CONTINUOUS and increased investment must be a priority of the PNG Government and its stakeholders if it wants to reach the United Nations Sustainable Development Goals (SDGs) targets.
Some of the goals include fewer unwanted pregnancies, reducing maternal and child mortality, morbidity and malnutrition, improved employment opportunities for women, educational attainment and economic gains.
In order to achieve that, the PNG Government and its stakeholders should invest in family planning.
And it is timely to touch on the issue of family planning (which can be sensitive in PNG) now after we celebrated World Population Day yesterday, with the theme: Family Planning is a human right.
Only 32.4% of married women in PNG use contraception and that is one of the lowest rates among married women in member states of the World Health Organisation (WHO) in the Western Pacific region. And one of the challenges is addressing the unmet need of family planning.
A study by WHO in PNG titled “Actions for scaling up long-acting reversible contraception”, says fewer unwanted pregnancies reduce maternal and child mortality, morbidity and malnutrition, and improves employment opportunities for women, educational attainment and economic gains.
The UN Universal Declaration of Human Rights states that everyone has the right to health and wellbeing, and the United Nations Population Fund (UNFPA) considers access to family planning a fundamental human right.
Investments in family planning today are investments in the health and wellbeing of millions of women for generations to come.
There is an international consensus that individuals and couples have a right to control their reproductive decisions, including family size and the timing of births. But surveys in many developing countries reveal substantial deficiencies in access to family planning.
Up to a quarter of women want to either stop childbearing altogether or delay the arrival of their next child, but many lack access to contraception.

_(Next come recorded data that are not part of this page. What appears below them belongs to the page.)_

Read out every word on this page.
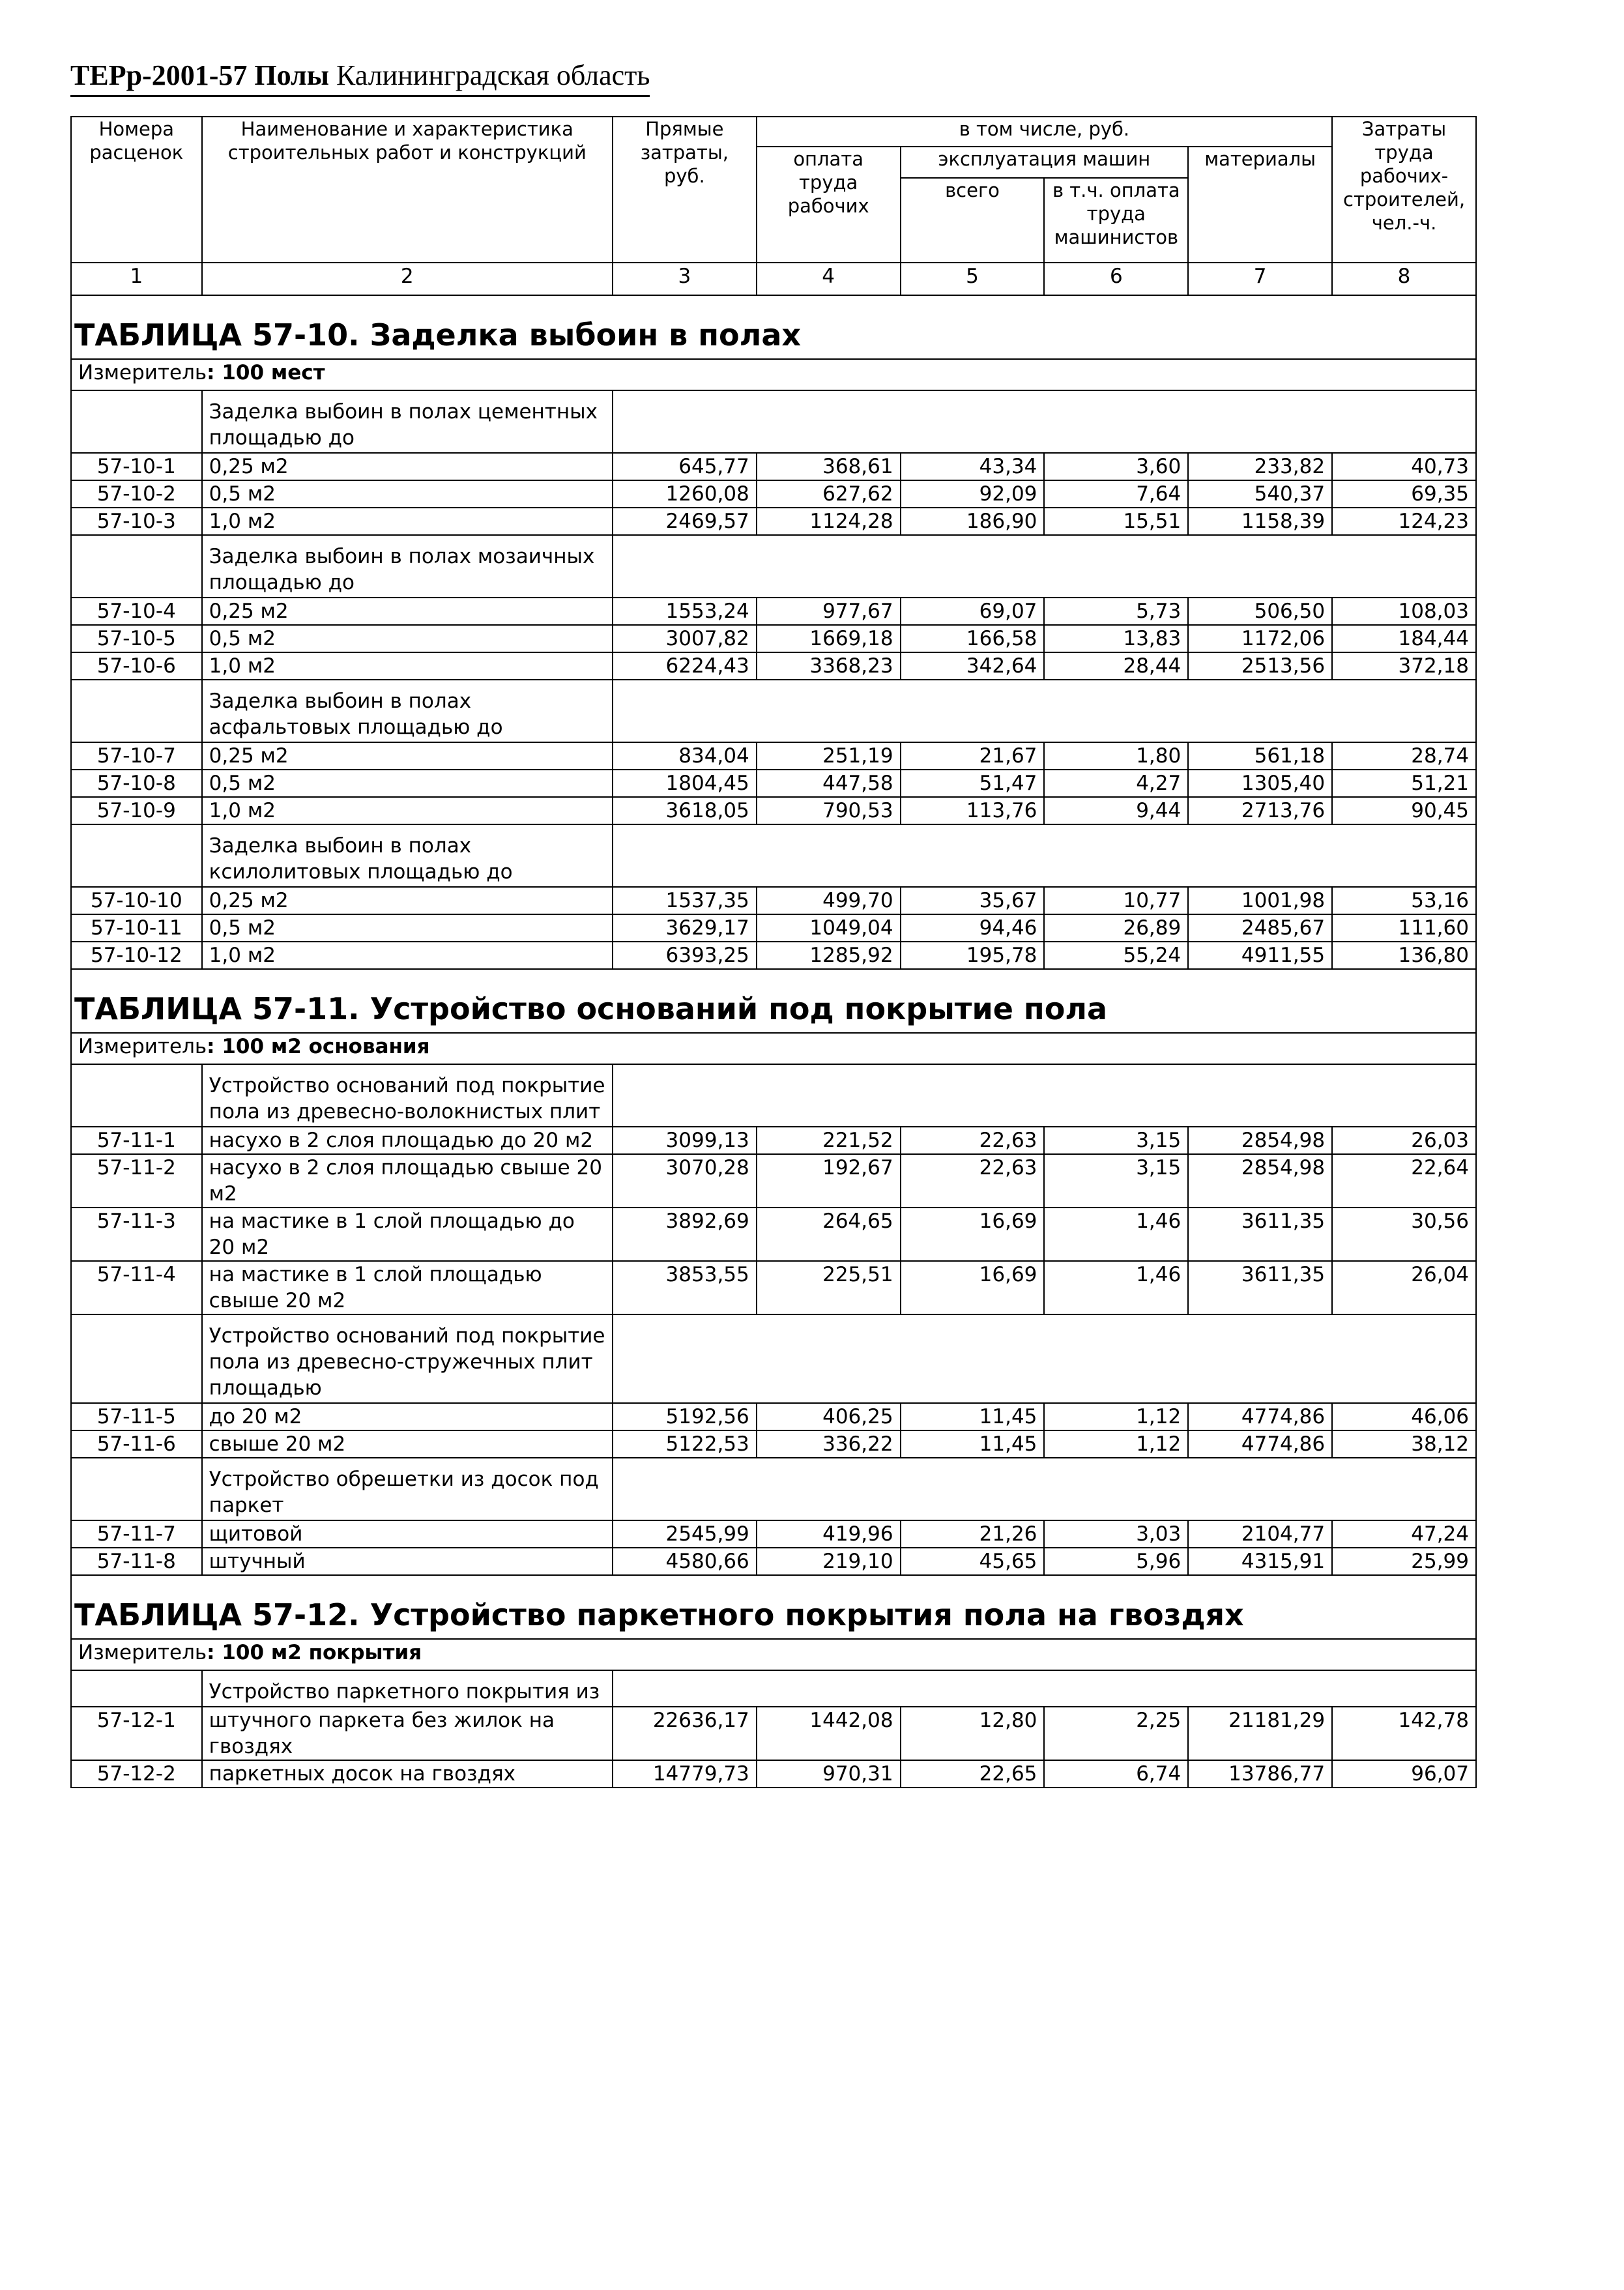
ТЕРр-2001-57 Полы Калининградская область
Номера расценок	Наименование и характеристика строительных работ и конструкций	Прямые затраты, руб.	в том числе, руб.				Затраты труда рабочих-строителей, чел.-ч.
			оплата труда рабочих	эксплуатация машин		материалы	
				всего	в т.ч. оплата труда машинистов		
1	2	3	4	5	6	7	8
ТАБЛИЦА 57-10. Заделка выбоин в полах							
Измеритель: 100 мест							
	Заделка выбоин в полах цементных площадью до						
57-10-1	0,25 м2	645,77	368,61	43,34	3,60	233,82	40,73
57-10-2	0,5 м2	1260,08	627,62	92,09	7,64	540,37	69,35
57-10-3	1,0 м2	2469,57	1124,28	186,90	15,51	1158,39	124,23
	Заделка выбоин в полах мозаичных площадью до						
57-10-4	0,25 м2	1553,24	977,67	69,07	5,73	506,50	108,03
57-10-5	0,5 м2	3007,82	1669,18	166,58	13,83	1172,06	184,44
57-10-6	1,0 м2	6224,43	3368,23	342,64	28,44	2513,56	372,18
	Заделка выбоин в полах асфальтовых площадью до						
57-10-7	0,25 м2	834,04	251,19	21,67	1,80	561,18	28,74
57-10-8	0,5 м2	1804,45	447,58	51,47	4,27	1305,40	51,21
57-10-9	1,0 м2	3618,05	790,53	113,76	9,44	2713,76	90,45
	Заделка выбоин в полах ксилолитовых площадью до						
57-10-10	0,25 м2	1537,35	499,70	35,67	10,77	1001,98	53,16
57-10-11	0,5 м2	3629,17	1049,04	94,46	26,89	2485,67	111,60
57-10-12	1,0 м2	6393,25	1285,92	195,78	55,24	4911,55	136,80
ТАБЛИЦА 57-11. Устройство оснований под покрытие пола							
Измеритель: 100 м2 основания							
	Устройство оснований под покрытие пола из древесно-волокнистых плит						
57-11-1	насухо в 2 слоя площадью до 20 м2	3099,13	221,52	22,63	3,15	2854,98	26,03
57-11-2	насухо в 2 слоя площадью свыше 20 м2	3070,28	192,67	22,63	3,15	2854,98	22,64
57-11-3	на мастике в 1 слой площадью до 20 м2	3892,69	264,65	16,69	1,46	3611,35	30,56
57-11-4	на мастике в 1 слой площадью свыше 20 м2	3853,55	225,51	16,69	1,46	3611,35	26,04
	Устройство оснований под покрытие пола из древесно-стружечных плит площадью						
57-11-5	до 20 м2	5192,56	406,25	11,45	1,12	4774,86	46,06
57-11-6	свыше 20 м2	5122,53	336,22	11,45	1,12	4774,86	38,12
	Устройство обрешетки из досок под паркет						
57-11-7	щитовой	2545,99	419,96	21,26	3,03	2104,77	47,24
57-11-8	штучный	4580,66	219,10	45,65	5,96	4315,91	25,99
ТАБЛИЦА 57-12. Устройство паркетного покрытия пола на гвоздях							
Измеритель: 100 м2 покрытия							
	Устройство паркетного покрытия из						
57-12-1	штучного паркета без жилок на гвоздях	22636,17	1442,08	12,80	2,25	21181,29	142,78
57-12-2	паркетных досок на гвоздях	14779,73	970,31	22,65	6,74	13786,77	96,07
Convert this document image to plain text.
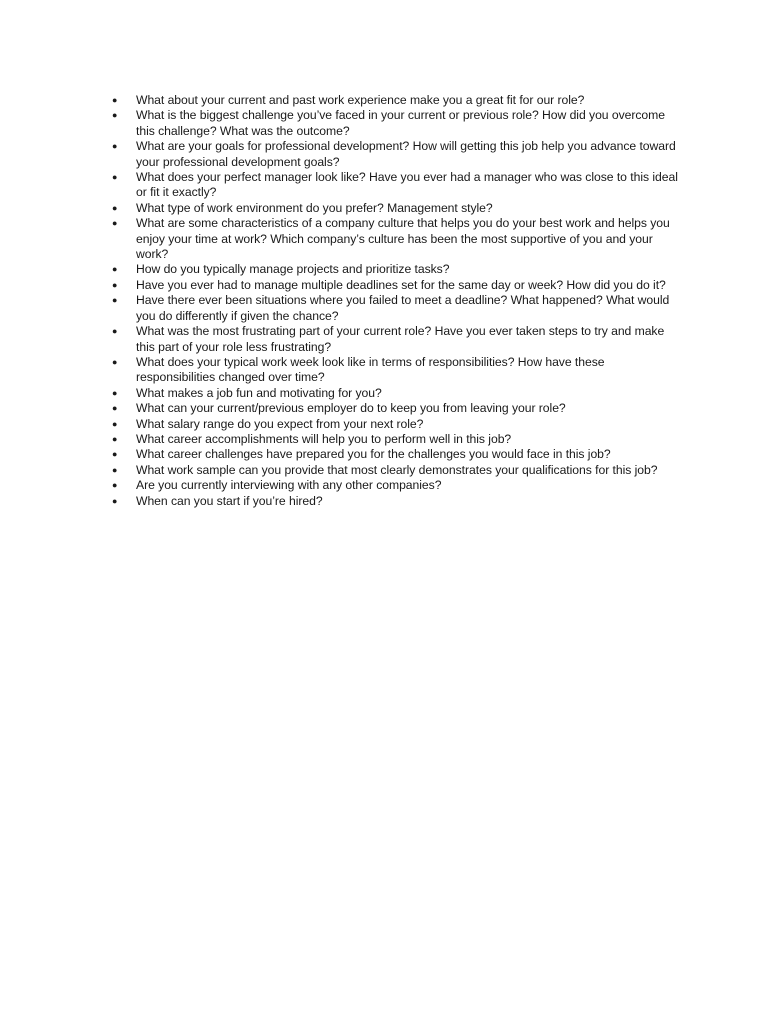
● What about your current and past work experience make you a great fit for our role?
● What is the biggest challenge you’ve faced in your current or previous role? How did you overcome this challenge? What was the outcome?
● What are your goals for professional development? How will getting this job help you advance toward your professional development goals?
● What does your perfect manager look like? Have you ever had a manager who was close to this ideal or fit it exactly?
● What type of work environment do you prefer? Management style?
● What are some characteristics of a company culture that helps you do your best work and helps you enjoy your time at work? Which company’s culture has been the most supportive of you and your work?
● How do you typically manage projects and prioritize tasks?
● Have you ever had to manage multiple deadlines set for the same day or week? How did you do it?
● Have there ever been situations where you failed to meet a deadline? What happened? What would you do differently if given the chance?
● What was the most frustrating part of your current role? Have you ever taken steps to try and make this part of your role less frustrating?
● What does your typical work week look like in terms of responsibilities? How have these responsibilities changed over time?
● What makes a job fun and motivating for you?
● What can your current/previous employer do to keep you from leaving your role?
● What salary range do you expect from your next role?
● What career accomplishments will help you to perform well in this job?
● What career challenges have prepared you for the challenges you would face in this job?
● What work sample can you provide that most clearly demonstrates your qualifications for this job?
● Are you currently interviewing with any other companies?
● When can you start if you’re hired?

Some who want to avoid pregnancy are not using safe and effective family planning methods, for reasons ranging from lack of access to information or services to lack of support from their partners or communities.
It has been predicted that unless we manage to bring down our fertility rate, we may not be able to meet our development targets.
The blame for this problem lies largely on our woeful state of family planning, with people reluctant to take adequate measures for fear of social stigma, religious taboos, and misinformation that circulates about contraception.
But at the heart of the matter is the fact that most women are still not empowered enough to make the right decisions, and hence rush into having families too early in life.
In PNG, compared to developing nations, women have children too early, which means new generations are born within shorter spans of time, causing the population of our country to grow faster.
Women often choose this path because they simply have no other choice.
The solution lies in empowering and educating women; women with greater control over their lives can make better informed decisions on when to have children, and also have greater say in the decision-making at family level.
In that regard, several different lines of action should be taken to empower women for maximum effectiveness.
Awareness programmes need to be ramped up, and women in remote areas with little knowledge of birth control need to be reached.
Having a child is the most intimate, personal and permanent decision a person can make. In a nation built on freedom, such decisions should be left to the individual.
UNFPA is now calling on all governments, including PNG, to fulfill their commitments to ensure universal access to sexual and reproductive healthcare and reproductive rights, including family planning services and information, as agreed at the 1994 International Conference on Population and Development and in the 2030 Agenda for Sustainable Development.
Controlling the population is, without a doubt, one of the greatest challenges facing PNG today.